Letter from the Director, Spring 2012

Monday, January 23, 2012

posted under , , by Unit for Criticism
Dear Colleagues,

As my previous mails may have already suggested, there is much good news afoot for the Unit for Criticism! Last week we launched our new Criticism & Interpretive Theory fellowship program (deadline 3/2); and our events for this semester include a February 10 winter symposium, The Ends of History, organized with the Trowbridge Office on American Literature, Culture, & Society; as well as a faculty/grad seminar, co-organized with IPRH and faculty in Art History and Sociology (about to begin on Thursday, January 26).
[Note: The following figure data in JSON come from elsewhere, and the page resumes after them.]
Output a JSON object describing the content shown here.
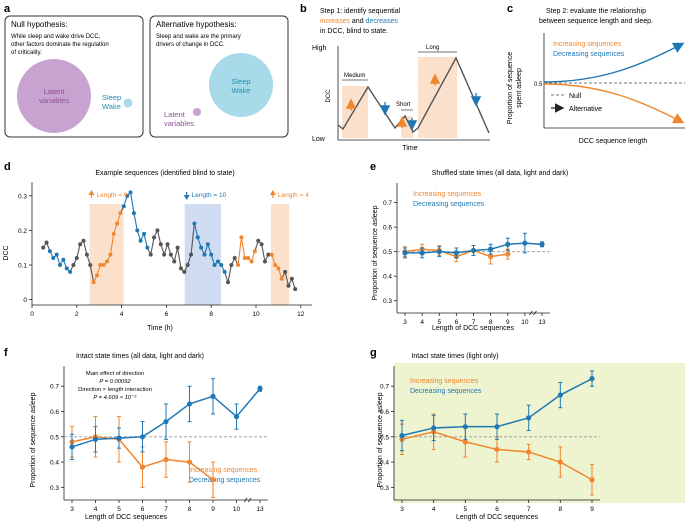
{
  "colors": {
    "orange": "#f0862e",
    "blue": "#1f78b4",
    "gray": "#555555",
    "latent_purple": "#c9a3cf",
    "latent_text": "#8d4f96",
    "sleep_blue": "#a7dbe9",
    "shade_orange": "#fbe1cc",
    "shade_blue": "#cfdcf1",
    "light_green": "#eef3d0"
  },
  "panel_a": {
    "label": "a",
    "null_box": {
      "title": "Null hypothesis:",
      "body_lines": [
        "While sleep and wake drive DCC,",
        "other factors dominate the regulation",
        "of criticality."
      ],
      "latent_lines": [
        "Latent",
        "variables"
      ],
      "sleep_lines": [
        "Sleep",
        "Wake"
      ]
    },
    "alt_box": {
      "title": "Alternative hypothesis:",
      "body_lines": [
        "Sleep and wake are the primary",
        "drivers of change in DCC."
      ],
      "sleep_lines": [
        "Sleep",
        "Wake"
      ],
      "latent_lines": [
        "Latent",
        "variables"
      ]
    }
  },
  "panel_b": {
    "label": "b",
    "title_lines": [
      "Step 1: identify sequential",
      "in DCC, blind to state."
    ],
    "title_increases": "increases",
    "title_and": " and ",
    "title_decreases": "decreases",
    "y_high": "High",
    "y_low": "Low",
    "y_axis": "DCC",
    "x_axis": "Time",
    "labels": [
      "Medium",
      "Short",
      "Long"
    ]
  },
  "panel_c": {
    "label": "c",
    "title_lines": [
      "Step 2: evaluate the relationship",
      "between sequence length and sleep."
    ],
    "y_axis_lines": [
      "Proportion of sequence",
      "spent asleep"
    ],
    "y_tick": "0.5",
    "x_axis": "DCC sequence length",
    "legend_increasing": "Increasing sequences",
    "legend_decreasing": "Decreasing sequences",
    "legend_null": "Null",
    "legend_alternative": "Alternative"
  },
  "panel_d": {
    "label": "d",
    "title": "Example sequences (identified blind to state)",
    "y_axis": "DCC",
    "x_axis": "Time (h)",
    "y_ticks": [
      "0",
      "0.1",
      "0.2",
      "0.3"
    ],
    "x_ticks": [
      "0",
      "2",
      "4",
      "6",
      "8",
      "10",
      "12"
    ],
    "annotations": [
      "Length = 9",
      "Length = 10",
      "Length = 4"
    ],
    "chart_data": {
      "type": "line",
      "title": "Example sequences (identified blind to state)",
      "xlabel": "Time (h)",
      "ylabel": "DCC",
      "xlim": [
        0,
        12.5
      ],
      "ylim": [
        -0.01,
        0.34
      ],
      "x": [
        0.5,
        0.65,
        0.8,
        0.95,
        1.1,
        1.25,
        1.4,
        1.55,
        1.7,
        1.85,
        2.0,
        2.15,
        2.3,
        2.45,
        2.6,
        2.75,
        2.9,
        3.05,
        3.2,
        3.35,
        3.5,
        3.65,
        3.8,
        3.95,
        4.1,
        4.25,
        4.4,
        4.55,
        4.7,
        4.85,
        5.0,
        5.15,
        5.3,
        5.45,
        5.6,
        5.75,
        5.9,
        6.05,
        6.2,
        6.35,
        6.5,
        6.65,
        6.8,
        6.95,
        7.1,
        7.25,
        7.4,
        7.55,
        7.7,
        7.85,
        8.0,
        8.15,
        8.3,
        8.45,
        8.6,
        8.75,
        8.9,
        9.05,
        9.2,
        9.35,
        9.5,
        9.65,
        9.8,
        9.95,
        10.1,
        10.25,
        10.4,
        10.55,
        10.7,
        10.85,
        11.0,
        11.15,
        11.3,
        11.45,
        11.6,
        11.75
      ],
      "y": [
        0.15,
        0.165,
        0.14,
        0.12,
        0.13,
        0.1,
        0.115,
        0.09,
        0.08,
        0.1,
        0.12,
        0.16,
        0.17,
        0.13,
        0.1,
        0.05,
        0.07,
        0.1,
        0.1,
        0.11,
        0.13,
        0.19,
        0.22,
        0.25,
        0.27,
        0.3,
        0.31,
        0.25,
        0.2,
        0.17,
        0.19,
        0.15,
        0.13,
        0.18,
        0.2,
        0.16,
        0.13,
        0.16,
        0.13,
        0.11,
        0.15,
        0.09,
        0.08,
        0.1,
        0.13,
        0.22,
        0.18,
        0.15,
        0.13,
        0.16,
        0.13,
        0.1,
        0.11,
        0.1,
        0.08,
        0.05,
        0.1,
        0.12,
        0.1,
        0.18,
        0.12,
        0.12,
        0.11,
        0.14,
        0.17,
        0.16,
        0.11,
        0.13,
        0.13,
        0.1,
        0.09,
        0.06,
        0.08,
        0.04,
        0.06,
        0.03
      ],
      "point_colors": [
        "g",
        "g",
        "b",
        "b",
        "b",
        "b",
        "b",
        "b",
        "b",
        "g",
        "g",
        "g",
        "g",
        "g",
        "g",
        "o",
        "o",
        "o",
        "o",
        "o",
        "o",
        "o",
        "o",
        "o",
        "b",
        "b",
        "b",
        "b",
        "b",
        "b",
        "b",
        "b",
        "g",
        "g",
        "g",
        "g",
        "g",
        "g",
        "g",
        "g",
        "g",
        "g",
        "g",
        "g",
        "g",
        "b",
        "b",
        "b",
        "b",
        "b",
        "b",
        "b",
        "b",
        "b",
        "b",
        "g",
        "g",
        "g",
        "o",
        "o",
        "o",
        "o",
        "o",
        "o",
        "g",
        "g",
        "g",
        "g",
        "o",
        "o",
        "o",
        "o",
        "g",
        "g",
        "g",
        "g"
      ],
      "sequences": [
        {
          "direction": "increasing",
          "length": 9,
          "x_start": 2.7,
          "x_end": 3.95
        },
        {
          "direction": "decreasing",
          "length": 10,
          "x_start": 6.95,
          "x_end": 8.3
        },
        {
          "direction": "increasing",
          "length": 4,
          "x_start": 10.8,
          "x_end": 11.35
        }
      ]
    }
  },
  "panel_e": {
    "label": "e",
    "title": "Shuffled state times (all data, light and dark)",
    "legend_increasing": "Increasing sequences",
    "legend_decreasing": "Decreasing sequences",
    "y_axis": "Proportion of sequence asleep",
    "x_axis": "Length of DCC sequences",
    "y_ticks": [
      "0.3",
      "0.4",
      "0.5",
      "0.6",
      "0.7"
    ],
    "chart_data": {
      "type": "line",
      "title": "Shuffled state times (all data, light and dark)",
      "xlabel": "Length of DCC sequences",
      "ylabel": "Proportion of sequence asleep",
      "categories": [
        "3",
        "4",
        "5",
        "6",
        "7",
        "8",
        "9",
        "10",
        "13"
      ],
      "ylim": [
        0.25,
        0.78
      ],
      "series": [
        {
          "name": "Increasing sequences",
          "values": [
            0.5,
            0.51,
            0.505,
            0.48,
            0.505,
            0.48,
            0.49,
            null,
            null
          ],
          "errors": [
            0.02,
            0.02,
            0.02,
            0.02,
            0.02,
            0.03,
            0.02,
            null,
            null
          ]
        },
        {
          "name": "Decreasing sequences",
          "values": [
            0.495,
            0.495,
            0.5,
            0.495,
            0.505,
            0.51,
            0.53,
            0.535,
            0.53
          ],
          "errors": [
            0.02,
            0.02,
            0.02,
            0.02,
            0.02,
            0.02,
            0.025,
            0.04,
            0.01
          ]
        }
      ]
    }
  },
  "panel_f": {
    "label": "f",
    "title": "Intact state times (all data, light and dark)",
    "stats_lines": [
      "Main effect of direction",
      "P = 0.00092",
      "Direction × length interaction",
      "P = 4.609 × 10⁻⁵"
    ],
    "legend_increasing": "Increasing sequences",
    "legend_decreasing": "Decreasing sequences",
    "y_axis": "Proportion of sequence asleep",
    "x_axis": "Length of DCC sequences",
    "y_ticks": [
      "0.3",
      "0.4",
      "0.5",
      "0.6",
      "0.7"
    ],
    "chart_data": {
      "type": "line",
      "title": "Intact state times (all data, light and dark)",
      "xlabel": "Length of DCC sequences",
      "ylabel": "Proportion of sequence asleep",
      "categories": [
        "3",
        "4",
        "5",
        "6",
        "7",
        "8",
        "9",
        "10",
        "13"
      ],
      "ylim": [
        0.25,
        0.78
      ],
      "series": [
        {
          "name": "Increasing sequences",
          "values": [
            0.48,
            0.5,
            0.49,
            0.38,
            0.41,
            0.4,
            0.33,
            null,
            null
          ],
          "errors": [
            0.06,
            0.08,
            0.09,
            0.08,
            0.07,
            0.08,
            0.07,
            null,
            null
          ]
        },
        {
          "name": "Decreasing sequences",
          "values": [
            0.46,
            0.49,
            0.495,
            0.5,
            0.56,
            0.63,
            0.66,
            0.58,
            0.69
          ],
          "errors": [
            0.05,
            0.05,
            0.04,
            0.06,
            0.07,
            0.07,
            0.07,
            0.05,
            0.01
          ]
        }
      ]
    }
  },
  "panel_g": {
    "label": "g",
    "title": "Intact state times (light only)",
    "legend_increasing": "Increasing sequences",
    "legend_decreasing": "Decreasing sequences",
    "y_axis": "Proportion of sequence asleep",
    "x_axis": "Length of DCC sequences",
    "y_ticks": [
      "0.3",
      "0.4",
      "0.5",
      "0.6",
      "0.7"
    ],
    "chart_data": {
      "type": "line",
      "title": "Intact state times (light only)",
      "xlabel": "Length of DCC sequences",
      "ylabel": "Proportion of sequence asleep",
      "categories": [
        "3",
        "4",
        "5",
        "6",
        "7",
        "8",
        "9"
      ],
      "ylim": [
        0.25,
        0.78
      ],
      "series": [
        {
          "name": "Increasing sequences",
          "values": [
            0.49,
            0.52,
            0.48,
            0.45,
            0.44,
            0.4,
            0.33
          ],
          "errors": [
            0.06,
            0.07,
            0.06,
            0.05,
            0.03,
            0.06,
            0.06
          ]
        },
        {
          "name": "Decreasing sequences",
          "values": [
            0.505,
            0.535,
            0.54,
            0.54,
            0.575,
            0.665,
            0.73
          ],
          "errors": [
            0.06,
            0.05,
            0.05,
            0.05,
            0.05,
            0.05,
            0.03
          ]
        }
      ]
    }
  }
}
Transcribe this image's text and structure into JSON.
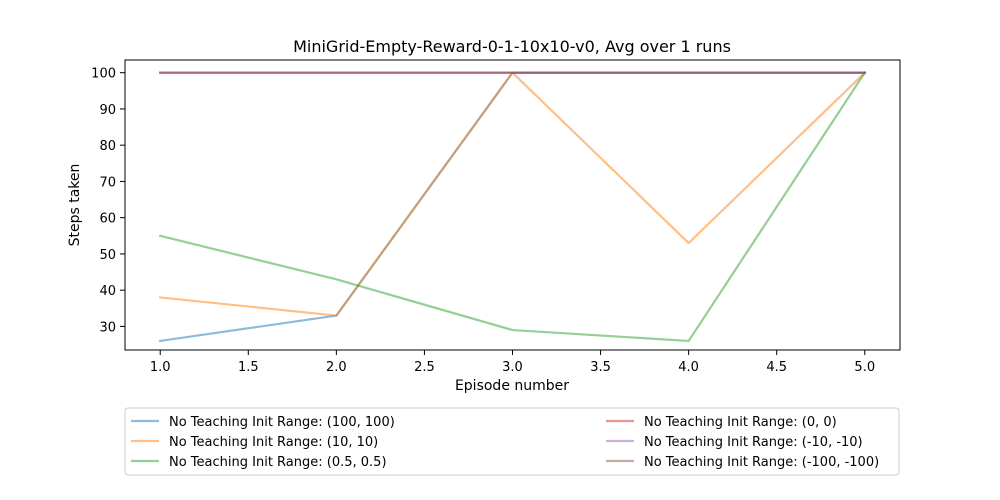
{
  "chart_data": {
    "type": "line",
    "title": "MiniGrid-Empty-Reward-0-1-10x10-v0, Avg over 1 runs",
    "xlabel": "Episode number",
    "ylabel": "Steps taken",
    "xlim": [
      0.8,
      5.2
    ],
    "ylim": [
      23.5,
      103.5
    ],
    "xticks": [
      "1.0",
      "1.5",
      "2.0",
      "2.5",
      "3.0",
      "3.5",
      "4.0",
      "4.5",
      "5.0"
    ],
    "yticks": [
      "30",
      "40",
      "50",
      "60",
      "70",
      "80",
      "90",
      "100"
    ],
    "x": [
      1,
      2,
      3,
      4,
      5
    ],
    "grid": false,
    "legend_position": "below-plot",
    "series": [
      {
        "name": "No Teaching Init Range: (100, 100)",
        "color": "#1f77b4",
        "values": [
          26,
          33,
          100,
          100,
          100
        ]
      },
      {
        "name": "No Teaching Init Range: (10, 10)",
        "color": "#ff7f0e",
        "values": [
          38,
          33,
          100,
          53,
          100
        ]
      },
      {
        "name": "No Teaching Init Range: (0.5, 0.5)",
        "color": "#2ca02c",
        "values": [
          55,
          43,
          29,
          26,
          100
        ]
      },
      {
        "name": "No Teaching Init Range: (0, 0)",
        "color": "#d62728",
        "values": [
          100,
          100,
          100,
          100,
          100
        ]
      },
      {
        "name": "No Teaching Init Range: (-10, -10)",
        "color": "#9467bd",
        "values": [
          100,
          100,
          100,
          100,
          100
        ]
      },
      {
        "name": "No Teaching Init Range: (-100, -100)",
        "color": "#8c564b",
        "values": [
          100,
          100,
          100,
          100,
          100
        ]
      }
    ]
  }
}
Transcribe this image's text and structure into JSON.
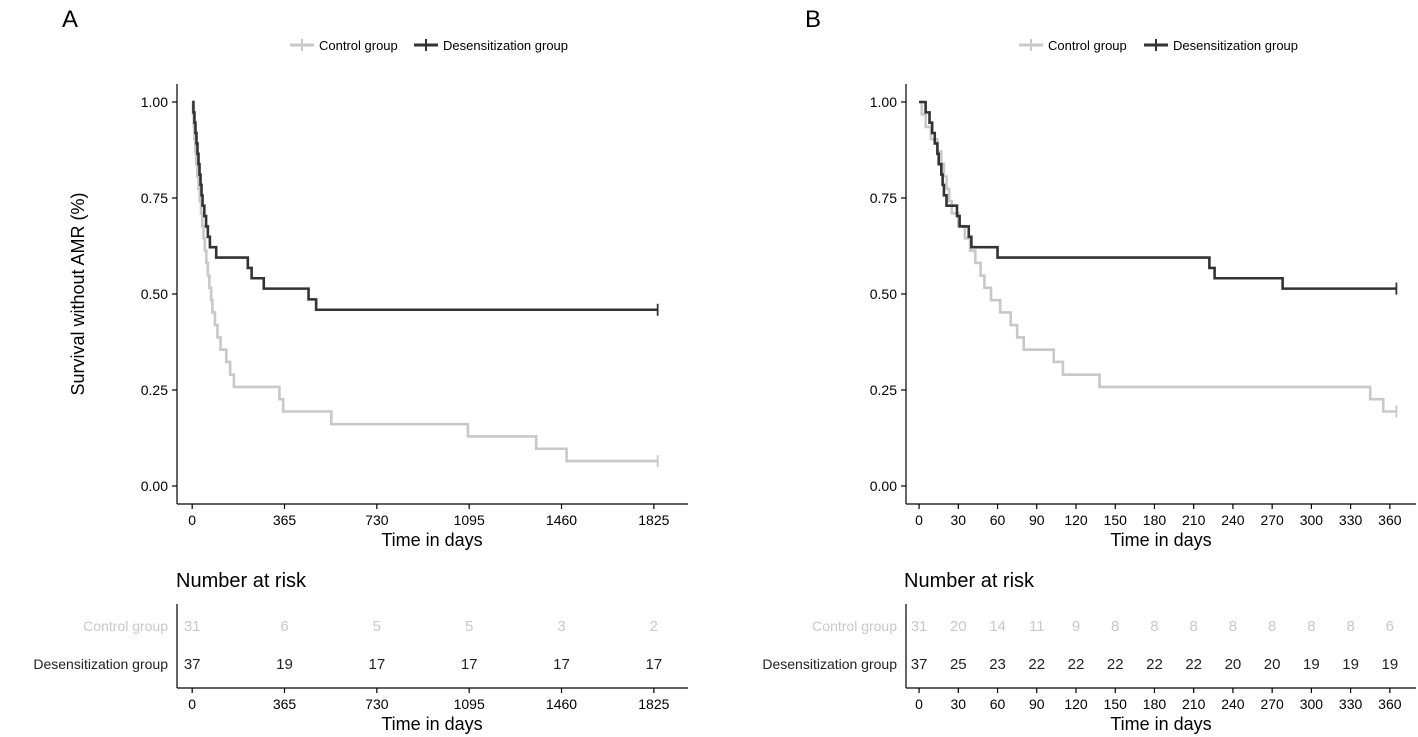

The seminar will meet 5 times over the course of the semester for conversations in anticipation of BEYOND UTOPIA? Art, Theory, & the Coming of “Spring,” an April 26-27 conference on aesthetics, politics, and new revolutionary movements, featuring keynote lectures from Bonnie Honig (Northwestern), Saba Mahmood (Berkeley), and Eyal Weizman (Goldsmiths). On behalf of myself, Nicholson Associate Director J. B. Capino and the Unit’s research assistants, Mike Black & mc Anderson, I welcome you to take part in these events as well as to follow some of our doings on Kritik, the Unit’s weblog. I also want to mention that Mad World: Sex, Politics, Style & the 1960s, co-edited by Lilya Kaganovsky, Robert A. Rushing, and me, a project that began with a February 2010 winter symposium, is now in production with Duke University Press.

The Ends of History explores the interaction of formalism and historicism and includes papers by Srinivas Aravamudan (Duke), Stephen Best (Berkeley), Rachel Buurma (Swarthmore), Manu Goswami (NYU) , Heather Love (Penn), and Walter Benn Michaels (UIC) as well as a closing roundtable with Illinois colleagues in American Indian Studies, English, French, and History. The day before the symposium, on Thursday 2/9 at 3:30pm, Aravamudan will lead a seminar on “The Character of the University”: if you would like to register, there are still a few slots open (simply reply to this mail and we will add you on a first-come/first-serve basis). Later in the month we join the Program in Jewish Culture & Society to host a workshop with Eitan Bar Yosef (Ben Gurion) whose work-in-progress on Zionist fantasy and the modern urban landscape, is part of the semester-long BEYOND UTOPIA? series of events.

On Friday March 2, we partner with the Institute of Communications Research in welcoming Lawrence Grossberg (UNC)—one of the Unit for Criticism’s founding members—for a CAS/MillerComm lecture at the Spurlock Museum Auditorium. On Monday 3/12, Unit affiliate Maggie Flinn (French) speaks on “Banlieutopia” in 1930s cinema with a response from Tamara Chaplin (History). March closes with yet another collaboration: on 3/29 we join the Center for Middle Eastern & South Asian Studies in welcoming Joshua Landis (Oklahoma) for “Syria and the Arab Spring”—a second CAS/MillerComm-sponsored lecture at Spurlock. On April 2, Unit assistants Mike & mc host a grad student conference on “Technology in Theory & Practice”—paper proposals are welcome through 2/17.

In addition to the three keynote lectures, the BEYOND UTOPIA? conference includes papers from Mohammed Bamyeh (Pittsburgh), Romand Coles (Northern Arizona), Angelia Haro (Duke), Noha Radwan (Davis), Jeffrey Skoller (Berkeley), Phillip Wegner (Florida), and Rebecca Zorach (Chicago). The readings for the seminar, most of which are ready for downloading from the Unit’s website, include publications from all of these visiting scholars as well as selections from Fredric Jameson, Jacques Rancière, Mike Davis, Bernard Harcourt, and Slavoj Žižek. The seminar is open to all faculty and students and if you have not already “registered” I welcome you to do so by replying to this email. Along with my wonderful co-organizers, JB, Dianne Harris (IPRH/Architecture), Irene Small (Art History), Zsuzsa Gille (Sociology), and Markus Schulz (Sociology), I look forward to your joining us.

Please write to me, JB, Mike, or mc if you have any questions for us or any suggestions concerning the Unit’s present or future programming. It is always a pleasure to hear from you.